Seit 4 Tagen haben wir einen neuen Mitbewohner: Ein 6 Wochen altes Kätzchen (m). Ich weiß, dass es zu jung ist, um von der Mutter getrennt zu werden. Diese ist aber leider schon gestorben und im Tierheim hatten sie mir versichert, dass ich das Kitten gleich mitnehmen könne, wenn ich es denn selbst impfen lasse (das werde ich in seiner 8. Woche auch tun). Das schlechte Gewissen habe ich da wohl verdrängt. Denn ich habe nun Angst, dass ich dem Kitten nicht alles geben kann, was es für eine gesunde Entwicklung braucht.

Seit es hier ist (ich habe Urlaub für 1,5 Wochen) kümmere ich mich hingebungsvoll um das Kätzchen. Alle 2 Stunden schläft es und ist dann für 2 Stunden wach. Es frisst gut (bekommt auch noch Ersatz-Muttermilch) und benutzt seit dem ersten Tag das Katzenklo.
Ich mache mir jetzt aber schon Sorgen, was sein wird, wenn mein Freund und ich wieder arbeiten. Wir sind dann 8 Stunden weg und das Kätzchen wäre alleine, bis auf meine Mutter, die zwischendurch mal nach ihm schaut für 1 - 2 Stunden. Ab 6 Monaten darf es dann raus tagsüber (womit ich das Einsamkeits-Problem eigentlich als gelöst ansehe, aber was ist bis dahin...?!).

Nach Recherche im Internet (nach Infos darüber, wie lange man ein Kätzchen alleine lassen kann) bin ich jetzt immer mehr auf die Aussage gestoßen, dass man Katzen nur zu 2. halten soll. Und dass sich das Kätzchen in dem Alter langweilen wird. Habe jetzt ein richtig schlechtes Gewissen und weiß nicht was ich tun soll.

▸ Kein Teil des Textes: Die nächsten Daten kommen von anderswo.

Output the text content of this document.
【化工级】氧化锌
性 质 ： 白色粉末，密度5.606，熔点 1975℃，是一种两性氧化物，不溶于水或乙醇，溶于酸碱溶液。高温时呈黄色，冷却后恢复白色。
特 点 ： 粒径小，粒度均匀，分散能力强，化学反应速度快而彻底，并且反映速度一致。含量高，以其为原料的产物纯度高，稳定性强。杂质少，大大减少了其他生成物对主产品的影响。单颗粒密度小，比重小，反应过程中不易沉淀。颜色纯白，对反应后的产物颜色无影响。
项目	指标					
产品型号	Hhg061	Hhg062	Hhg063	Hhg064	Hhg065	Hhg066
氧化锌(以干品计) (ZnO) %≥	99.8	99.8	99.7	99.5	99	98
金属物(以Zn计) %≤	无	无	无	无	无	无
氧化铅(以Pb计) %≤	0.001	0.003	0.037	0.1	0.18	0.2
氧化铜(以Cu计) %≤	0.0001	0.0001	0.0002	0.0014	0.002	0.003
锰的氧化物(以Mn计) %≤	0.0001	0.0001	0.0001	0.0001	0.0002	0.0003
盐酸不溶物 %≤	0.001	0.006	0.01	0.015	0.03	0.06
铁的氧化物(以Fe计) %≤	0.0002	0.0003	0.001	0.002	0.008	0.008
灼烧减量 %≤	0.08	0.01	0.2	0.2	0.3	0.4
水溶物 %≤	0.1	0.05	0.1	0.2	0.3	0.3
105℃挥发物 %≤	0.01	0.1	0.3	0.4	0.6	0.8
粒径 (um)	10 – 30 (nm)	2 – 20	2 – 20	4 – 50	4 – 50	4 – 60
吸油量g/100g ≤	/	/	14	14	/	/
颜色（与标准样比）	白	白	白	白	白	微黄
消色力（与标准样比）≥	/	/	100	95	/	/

Heute Abend will ich auf jeden Fall mit meinem Freund sprechen. Ich vermute aber dass er gegen eine 2. Katze sein wird, da er Katzen zwar akzeptiert, aber sonst nicht sonderlich viel mit ihnen zu tun haben muss. Eine war für ihn immer ok, aber 2 wären für ihn sicher zu viel (er findet auch jetzt schon, dass das Katzenfutter und das Katzenklo stinkt...und das dann alles doppelt?!). Ich mache das Ganze etwas abhängig von seinem Entgegenkommen. Ansonsten sehe ich nur noch die Notlösung, das Kitten wieder ins Tierheim zu bringen (wo ich natürlich auch nicht weiß, was aus ihm wird und ich würde es schrecklich vermissen). Ich will halt auch nicht, dass es mal einen Knacks bekommt, nur weil es am Anfang seines Lebens so viel alleine war.
Was sagt ihr dazu? Seht ihr hier vielleicht noch eine 3. Lösung? Oder sollte ich evtl. noch Rat des Tierarztes einholen, wie er die Situation einschätzt?
Und wenn eine 2. Katze, sollte es eine ältere sein, damit sie dem Kitten noch als "Vorbild/ Lehrer" dienen kann?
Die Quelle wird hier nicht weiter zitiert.